Ritchie Valens (1941-1959) was a musician stolen from the world far too young. At the time of his death he had released only two singles, one of which sat on the pop charts in the number two slot when he died in 1959. He was the first Latin American pop/rock musician to have any chart success. Since he died so young with so little material recorded, it is very hard to gauge what might have been, but one thing is for sure: the young man had a great deal of musical talent. The story of his life was immortalized in the 1987 film La Bamba.
Ritchie Valens was born in 1942 in the suburbs of Los Angeles. He grew up on the edges of the City of Angels and largely taught himself to play the guitar, inspired at first by the recordings of Woody Guthrie, then later by Elvis Presley, Buddy Holly, and especially Little Richard. In 1955 he played his first public performance at a local school dance, a gig he would repeat throughout 1956 and 1957. The first known recording of Valens is from one of those dances in 1957, a junior high dance mostly filled with slow numbers with an occasional Little Richard cover.
He opened a few minor shows in the Los Angeles area for local rock stars in early 1958 at the age of fifteen, and his music was discovered by producer Bob Keane in the spring of that year. According to Keane, Valen's talent was as bright as the neon lights on the Las Vegas strip; he immediately signed the young boy, just past his sixteenth birthday, to his Del-Fi record label.
In the late summer of 1958, Valens released his first single, Come On Let's Go, a brash Little Richard-styled rock number. It rose to number forty-two on the pop charts during the autumn and, as a result, he returned to the studio to record another single and make preparations for an album that he would record in early 1959. He also agreed to go on a dance hall tour throughout the Midwest with one of his heroes, Buddy Holly, and another popular act at the time, the Big Bopper, who scored big with the song Chantilly Lace.
In October of 1958, Valens recorded both sides of the single Donna b/w La Bamba and made a few demo recordings of some intriguing songs that he intended to build into an album after the tour. He left on the tour in January 1959 with the single (both sides of it, actually) streaking up the pop charts. The b-side, La Bamba, was particularly innovative: it was sung entirely in Spanish and featured some amazing guitar work for the time, as well as the thick sound of a Danelectro bass, which gave the song a huge electric sound that had never been heard before on a rock & roll disc. As the boy turned seventeen, he was already revolutionizing the music world.
Of course, as we all know, tragedy struck on February 3, 1959, as the plane carrying Buddy Holly, Ritchie, and the Big Bopper crashed, killing everyone on board. After his death, the remaining songs (mostly unfinished demos and experiments in the studio) were made into two albums, Ritchie Valens and Ritchie, both released in 1959 with moderate success.
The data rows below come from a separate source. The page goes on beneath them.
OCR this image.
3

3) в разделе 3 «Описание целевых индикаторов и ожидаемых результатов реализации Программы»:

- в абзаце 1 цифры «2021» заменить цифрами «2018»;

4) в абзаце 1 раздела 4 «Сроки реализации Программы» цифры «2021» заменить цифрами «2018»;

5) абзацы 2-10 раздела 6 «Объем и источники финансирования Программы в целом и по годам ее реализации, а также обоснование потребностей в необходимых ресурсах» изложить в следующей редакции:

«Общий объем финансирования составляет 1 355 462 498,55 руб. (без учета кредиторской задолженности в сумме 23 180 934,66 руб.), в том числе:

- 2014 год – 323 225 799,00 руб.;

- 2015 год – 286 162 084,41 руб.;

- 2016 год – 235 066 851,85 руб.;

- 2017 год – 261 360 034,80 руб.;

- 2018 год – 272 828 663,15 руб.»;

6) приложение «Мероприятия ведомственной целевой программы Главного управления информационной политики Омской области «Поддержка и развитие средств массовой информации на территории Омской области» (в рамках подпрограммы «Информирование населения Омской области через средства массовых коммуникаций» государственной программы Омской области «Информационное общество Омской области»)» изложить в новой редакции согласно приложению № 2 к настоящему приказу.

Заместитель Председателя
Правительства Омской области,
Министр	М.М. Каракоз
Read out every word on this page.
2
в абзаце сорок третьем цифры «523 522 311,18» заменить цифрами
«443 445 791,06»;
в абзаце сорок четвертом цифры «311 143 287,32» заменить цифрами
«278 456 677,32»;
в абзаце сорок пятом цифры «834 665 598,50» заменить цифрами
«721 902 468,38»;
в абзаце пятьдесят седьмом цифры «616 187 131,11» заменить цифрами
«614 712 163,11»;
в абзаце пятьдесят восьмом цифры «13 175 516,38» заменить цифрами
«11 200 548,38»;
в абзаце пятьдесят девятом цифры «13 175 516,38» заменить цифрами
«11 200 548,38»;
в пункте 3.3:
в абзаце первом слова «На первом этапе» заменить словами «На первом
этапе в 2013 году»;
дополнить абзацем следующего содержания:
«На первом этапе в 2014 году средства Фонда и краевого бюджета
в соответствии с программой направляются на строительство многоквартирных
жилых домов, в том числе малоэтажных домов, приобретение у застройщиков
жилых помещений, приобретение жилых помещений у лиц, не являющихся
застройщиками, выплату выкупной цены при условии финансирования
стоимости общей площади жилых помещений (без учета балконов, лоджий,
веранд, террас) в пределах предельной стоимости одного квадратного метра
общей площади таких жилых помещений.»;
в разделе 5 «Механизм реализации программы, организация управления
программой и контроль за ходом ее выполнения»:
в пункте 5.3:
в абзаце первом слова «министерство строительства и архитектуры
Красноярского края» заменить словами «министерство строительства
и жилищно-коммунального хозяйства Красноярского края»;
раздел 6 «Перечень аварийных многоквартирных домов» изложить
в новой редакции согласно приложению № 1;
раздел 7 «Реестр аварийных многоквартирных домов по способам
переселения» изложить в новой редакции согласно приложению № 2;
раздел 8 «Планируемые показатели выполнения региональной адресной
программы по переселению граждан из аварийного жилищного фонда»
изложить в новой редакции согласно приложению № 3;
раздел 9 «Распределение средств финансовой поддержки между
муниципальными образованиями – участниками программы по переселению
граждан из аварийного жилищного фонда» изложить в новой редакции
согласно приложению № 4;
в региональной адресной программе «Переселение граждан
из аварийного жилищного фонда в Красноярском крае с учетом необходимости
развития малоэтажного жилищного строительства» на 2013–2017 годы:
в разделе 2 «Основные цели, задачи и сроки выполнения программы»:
Each album spawned a middling hit single, That's My Little Suzie from the former and Little Girl on the latter. The former of the albums cracked the top ten, mostly due to the fact that it included both Donna and La Bamba.
Throughout the 1960s and 1970s, artists tried to emulate Ritchie's style with varying degrees of success. Perhaps the most successful was Chan Romero, who released the dance number Hippy Hippy Shake. In the 1980s and 1990s, the band Los Lobos gained some popularity, claiming Ritchie as their primary influence. The 1987 film La Bamba told the story of Ritchie's life through the distorted lens of Hollywood, with Lou Diamond Phillips turning in what might have been the best performance of his career as Ritchie. The soundtrack featured several songs from Los Lobos, including a cover of La Bamba, which cracked the top ten in the United States near the end of 1987.
Valens is one of those people that makes you wonder what might have been. He had great showmanship and an impressive level of talent for someone so young, as evidenced by his one killer single, Donna b/w La Bamba. His legacy lives on today in artists such as Los Lobos.